Öğrenme esnasında birden fazla duyu organının çalıştırılması, öğrenmenin kalıcı olmasını sağlarken öğrenilenin kısa sürede unutulmasının önüne geçmektedir (Köksal ve Varışoğlu, 2014, s. 74). Yabancı dil öğretiminde yıllardır yaşanmakta olan öğrencilerin derse karşı ilgisiz olması ve öğrenilenin kısa sürede unutulması sorunu pek çok duyuya hitap eden malzemeler geliştirmekle en aza indirilebilir. Tüm bu görüşlerin ortak noktası daha önce bahsedildiği gibi, yabancı dil öğretim malzemelerinin öğrencilerin temel dil becerileri olan okuma, yazma, dinleme ve konuşma becerilerini geliştirme amaçlı olması gerektiğidir.

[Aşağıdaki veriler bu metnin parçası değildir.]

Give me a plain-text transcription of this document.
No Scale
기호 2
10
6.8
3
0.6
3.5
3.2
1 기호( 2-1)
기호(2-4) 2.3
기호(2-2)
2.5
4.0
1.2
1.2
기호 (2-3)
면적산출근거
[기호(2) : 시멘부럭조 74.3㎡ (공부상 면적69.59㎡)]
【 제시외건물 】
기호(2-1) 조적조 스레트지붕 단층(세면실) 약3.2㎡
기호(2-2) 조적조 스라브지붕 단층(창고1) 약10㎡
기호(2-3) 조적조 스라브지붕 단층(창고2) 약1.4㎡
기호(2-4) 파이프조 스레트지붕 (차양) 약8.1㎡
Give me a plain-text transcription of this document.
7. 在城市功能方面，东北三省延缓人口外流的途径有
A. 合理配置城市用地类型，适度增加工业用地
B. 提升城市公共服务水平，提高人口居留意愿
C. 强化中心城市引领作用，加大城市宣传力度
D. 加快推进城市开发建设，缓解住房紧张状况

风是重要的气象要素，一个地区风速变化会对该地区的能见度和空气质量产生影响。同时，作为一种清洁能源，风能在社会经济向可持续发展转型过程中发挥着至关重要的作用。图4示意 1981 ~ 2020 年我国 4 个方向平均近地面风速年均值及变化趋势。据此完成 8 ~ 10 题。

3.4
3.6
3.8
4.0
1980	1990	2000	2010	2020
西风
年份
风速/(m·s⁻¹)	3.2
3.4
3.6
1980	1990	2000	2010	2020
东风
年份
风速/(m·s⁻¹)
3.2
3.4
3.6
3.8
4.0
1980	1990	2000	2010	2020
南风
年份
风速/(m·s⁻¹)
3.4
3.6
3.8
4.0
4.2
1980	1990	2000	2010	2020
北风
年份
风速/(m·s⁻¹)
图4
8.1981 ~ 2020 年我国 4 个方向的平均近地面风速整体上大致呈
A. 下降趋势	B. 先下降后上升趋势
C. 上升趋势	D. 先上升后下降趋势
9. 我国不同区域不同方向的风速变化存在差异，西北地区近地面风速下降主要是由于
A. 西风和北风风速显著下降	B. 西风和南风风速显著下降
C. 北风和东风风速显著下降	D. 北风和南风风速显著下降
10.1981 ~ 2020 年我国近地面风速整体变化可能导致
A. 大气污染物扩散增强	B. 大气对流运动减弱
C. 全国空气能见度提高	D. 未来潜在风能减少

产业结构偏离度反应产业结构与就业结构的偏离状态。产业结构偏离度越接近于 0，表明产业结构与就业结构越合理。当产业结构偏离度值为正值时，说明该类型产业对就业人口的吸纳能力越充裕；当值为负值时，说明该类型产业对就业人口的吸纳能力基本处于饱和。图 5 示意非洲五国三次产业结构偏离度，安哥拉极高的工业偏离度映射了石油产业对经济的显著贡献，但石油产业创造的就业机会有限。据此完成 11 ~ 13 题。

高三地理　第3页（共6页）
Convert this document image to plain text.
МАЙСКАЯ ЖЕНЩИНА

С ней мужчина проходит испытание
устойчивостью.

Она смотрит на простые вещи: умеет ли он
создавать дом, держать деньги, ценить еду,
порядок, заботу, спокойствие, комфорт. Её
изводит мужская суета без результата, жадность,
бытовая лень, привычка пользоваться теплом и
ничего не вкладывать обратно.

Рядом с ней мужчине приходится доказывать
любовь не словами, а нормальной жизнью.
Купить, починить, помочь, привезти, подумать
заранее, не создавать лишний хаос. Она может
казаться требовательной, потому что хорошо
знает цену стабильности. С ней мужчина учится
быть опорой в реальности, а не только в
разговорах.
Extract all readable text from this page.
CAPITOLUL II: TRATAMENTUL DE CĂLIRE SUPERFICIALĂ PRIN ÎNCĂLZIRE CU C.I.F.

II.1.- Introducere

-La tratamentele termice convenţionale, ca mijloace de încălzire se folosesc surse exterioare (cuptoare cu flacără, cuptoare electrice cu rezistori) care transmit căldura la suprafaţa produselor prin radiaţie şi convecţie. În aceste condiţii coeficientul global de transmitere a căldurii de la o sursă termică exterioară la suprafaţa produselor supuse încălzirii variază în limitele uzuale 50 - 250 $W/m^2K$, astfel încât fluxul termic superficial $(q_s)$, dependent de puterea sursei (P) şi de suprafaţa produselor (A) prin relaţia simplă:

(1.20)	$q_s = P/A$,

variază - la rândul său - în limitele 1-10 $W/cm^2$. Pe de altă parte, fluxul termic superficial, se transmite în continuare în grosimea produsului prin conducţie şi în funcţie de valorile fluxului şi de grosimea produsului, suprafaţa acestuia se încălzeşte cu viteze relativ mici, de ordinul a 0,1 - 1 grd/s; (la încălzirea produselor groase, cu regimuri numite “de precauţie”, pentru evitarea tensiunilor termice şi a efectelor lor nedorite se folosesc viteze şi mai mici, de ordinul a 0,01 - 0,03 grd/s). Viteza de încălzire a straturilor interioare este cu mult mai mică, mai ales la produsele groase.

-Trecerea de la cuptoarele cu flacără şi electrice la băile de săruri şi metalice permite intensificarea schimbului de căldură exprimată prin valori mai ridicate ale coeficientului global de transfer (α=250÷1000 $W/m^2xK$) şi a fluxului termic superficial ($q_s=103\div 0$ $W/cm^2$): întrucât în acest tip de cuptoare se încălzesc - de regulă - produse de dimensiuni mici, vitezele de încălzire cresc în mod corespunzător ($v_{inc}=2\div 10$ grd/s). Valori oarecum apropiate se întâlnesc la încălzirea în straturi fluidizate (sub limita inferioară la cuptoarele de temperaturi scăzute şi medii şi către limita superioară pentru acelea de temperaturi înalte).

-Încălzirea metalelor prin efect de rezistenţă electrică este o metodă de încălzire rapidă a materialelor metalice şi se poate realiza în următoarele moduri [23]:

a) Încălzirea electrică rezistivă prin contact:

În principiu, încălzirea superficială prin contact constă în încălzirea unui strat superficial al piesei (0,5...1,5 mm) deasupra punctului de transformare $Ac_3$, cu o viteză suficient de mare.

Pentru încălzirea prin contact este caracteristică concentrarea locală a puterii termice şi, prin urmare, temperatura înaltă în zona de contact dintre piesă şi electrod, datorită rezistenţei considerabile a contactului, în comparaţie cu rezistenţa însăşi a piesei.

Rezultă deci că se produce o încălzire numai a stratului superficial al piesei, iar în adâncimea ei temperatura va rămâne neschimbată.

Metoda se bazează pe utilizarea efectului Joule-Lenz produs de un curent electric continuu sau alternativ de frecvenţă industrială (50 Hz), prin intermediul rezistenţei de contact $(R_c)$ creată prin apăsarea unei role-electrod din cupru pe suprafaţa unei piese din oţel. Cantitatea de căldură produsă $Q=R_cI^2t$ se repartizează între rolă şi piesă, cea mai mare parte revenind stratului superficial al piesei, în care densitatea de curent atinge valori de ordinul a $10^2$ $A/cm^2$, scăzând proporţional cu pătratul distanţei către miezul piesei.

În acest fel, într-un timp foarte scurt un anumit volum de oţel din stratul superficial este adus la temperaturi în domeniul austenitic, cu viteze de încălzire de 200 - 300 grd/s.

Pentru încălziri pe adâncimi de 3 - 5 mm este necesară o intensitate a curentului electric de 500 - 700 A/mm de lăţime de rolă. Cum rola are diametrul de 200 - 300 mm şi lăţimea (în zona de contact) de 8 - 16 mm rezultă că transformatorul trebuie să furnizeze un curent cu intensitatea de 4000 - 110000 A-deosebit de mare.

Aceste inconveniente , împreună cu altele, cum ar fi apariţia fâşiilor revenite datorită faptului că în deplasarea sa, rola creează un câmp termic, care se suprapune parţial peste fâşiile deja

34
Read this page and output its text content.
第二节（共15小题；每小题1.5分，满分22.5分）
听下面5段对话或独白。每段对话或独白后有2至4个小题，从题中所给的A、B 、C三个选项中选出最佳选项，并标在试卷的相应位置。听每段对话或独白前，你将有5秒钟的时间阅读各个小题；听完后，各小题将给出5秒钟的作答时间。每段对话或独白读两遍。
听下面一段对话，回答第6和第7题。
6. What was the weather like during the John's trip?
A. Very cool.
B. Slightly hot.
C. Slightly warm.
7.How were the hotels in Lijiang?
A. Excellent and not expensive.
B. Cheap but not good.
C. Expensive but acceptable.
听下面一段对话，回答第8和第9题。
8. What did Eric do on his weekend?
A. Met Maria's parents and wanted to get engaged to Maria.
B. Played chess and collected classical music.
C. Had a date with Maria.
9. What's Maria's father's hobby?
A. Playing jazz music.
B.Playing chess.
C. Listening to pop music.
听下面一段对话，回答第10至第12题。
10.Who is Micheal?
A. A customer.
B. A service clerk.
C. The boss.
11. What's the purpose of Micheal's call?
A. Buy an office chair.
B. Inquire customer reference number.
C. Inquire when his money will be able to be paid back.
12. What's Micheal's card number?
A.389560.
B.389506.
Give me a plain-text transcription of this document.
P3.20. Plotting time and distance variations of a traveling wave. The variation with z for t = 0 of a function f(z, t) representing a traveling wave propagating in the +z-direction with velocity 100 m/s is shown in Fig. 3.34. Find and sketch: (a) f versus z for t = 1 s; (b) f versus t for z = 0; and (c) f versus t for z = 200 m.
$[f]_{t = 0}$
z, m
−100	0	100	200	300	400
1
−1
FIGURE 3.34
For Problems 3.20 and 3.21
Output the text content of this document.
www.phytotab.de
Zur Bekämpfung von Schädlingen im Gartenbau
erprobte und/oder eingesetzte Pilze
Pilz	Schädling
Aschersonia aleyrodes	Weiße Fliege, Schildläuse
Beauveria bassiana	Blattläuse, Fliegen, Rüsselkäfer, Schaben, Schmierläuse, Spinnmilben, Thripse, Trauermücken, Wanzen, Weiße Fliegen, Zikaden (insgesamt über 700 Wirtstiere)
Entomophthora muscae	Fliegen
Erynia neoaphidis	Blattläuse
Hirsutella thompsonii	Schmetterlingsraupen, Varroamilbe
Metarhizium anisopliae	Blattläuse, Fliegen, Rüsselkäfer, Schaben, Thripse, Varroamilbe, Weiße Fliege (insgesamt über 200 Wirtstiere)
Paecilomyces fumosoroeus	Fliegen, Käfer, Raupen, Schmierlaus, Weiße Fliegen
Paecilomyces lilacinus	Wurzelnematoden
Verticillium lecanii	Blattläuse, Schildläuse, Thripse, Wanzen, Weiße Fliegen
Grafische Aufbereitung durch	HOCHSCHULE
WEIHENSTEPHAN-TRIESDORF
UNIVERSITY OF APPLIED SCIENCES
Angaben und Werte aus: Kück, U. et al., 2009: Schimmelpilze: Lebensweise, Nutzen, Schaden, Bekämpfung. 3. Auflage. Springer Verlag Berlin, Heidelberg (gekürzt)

Dört dil becerisinin belirli bir bağlamda verilebilmesi için malzemelerin kültürel bağlamda olması gerektiği yaygın bir görüştür. Bu kapsamda malzeme seçimindeki kültür aktarımı hem öğrenilen hedef dilin toplumunu tanıtmalı hem de başka kültürlerin özelliklerini sunmalıdır (Demir ve Açık, 2011, s. 59). Yabancı dil öğretimi yapılırken kullanılan malzemelerin hedef dilin kültürel öğelerini içermesi önemli bir unsur olarak görülmektedir. Bununla birlikte dil öğretiminde kullanılacak malzemelerin öğrencilerin kültürüne de uygun olmasına dikkat edilmesi önemlidir. Öte yandan malzemelerde, sadece kültür vermek gibi bir kaygı olmamalı, kültürel unsurların dersin içeriğine uygun bir şekilde işlenmesi önemsenmelidir (Duman, 2013, s. 7). Aksi halde öğrenciler hedef dilin kültürüne aşırı bir şekilde maruz kaldıkları için tepki gösterebilirler. Dil öğrenmeye güdülenecekleri yerde kültür öğretiminin abartılması öğrencide öğrenme isteksizliği yaratabilmektedir. Bu yüzden işlenecek konuyla hedef kültürün bağdaşması ve öğrenciyi sıkmayacak şekilde verilmesi gerekmektedir. Kısacası yabancı dil derslerinde kullanılacak malzemelerdeki kültür aktarımı, sadece hedef dilin kültürü olarak anlaşılmamalıdır. Dil öğrenmek aynı zamanda başka kültürleri tanımak, kendini geliştirmek, anlama ve anlatma becerilerini kazanmak demek olduğu için malzeme

(15)

seçiminde her kültürden aktarım olmalıdır. Böylece öğrenciler başka kültürlerdeki insanlarla etkileşim halinde olmayı öğrenerek dil becerilerini kazanacak ve kendilerini geliştireceklerdir.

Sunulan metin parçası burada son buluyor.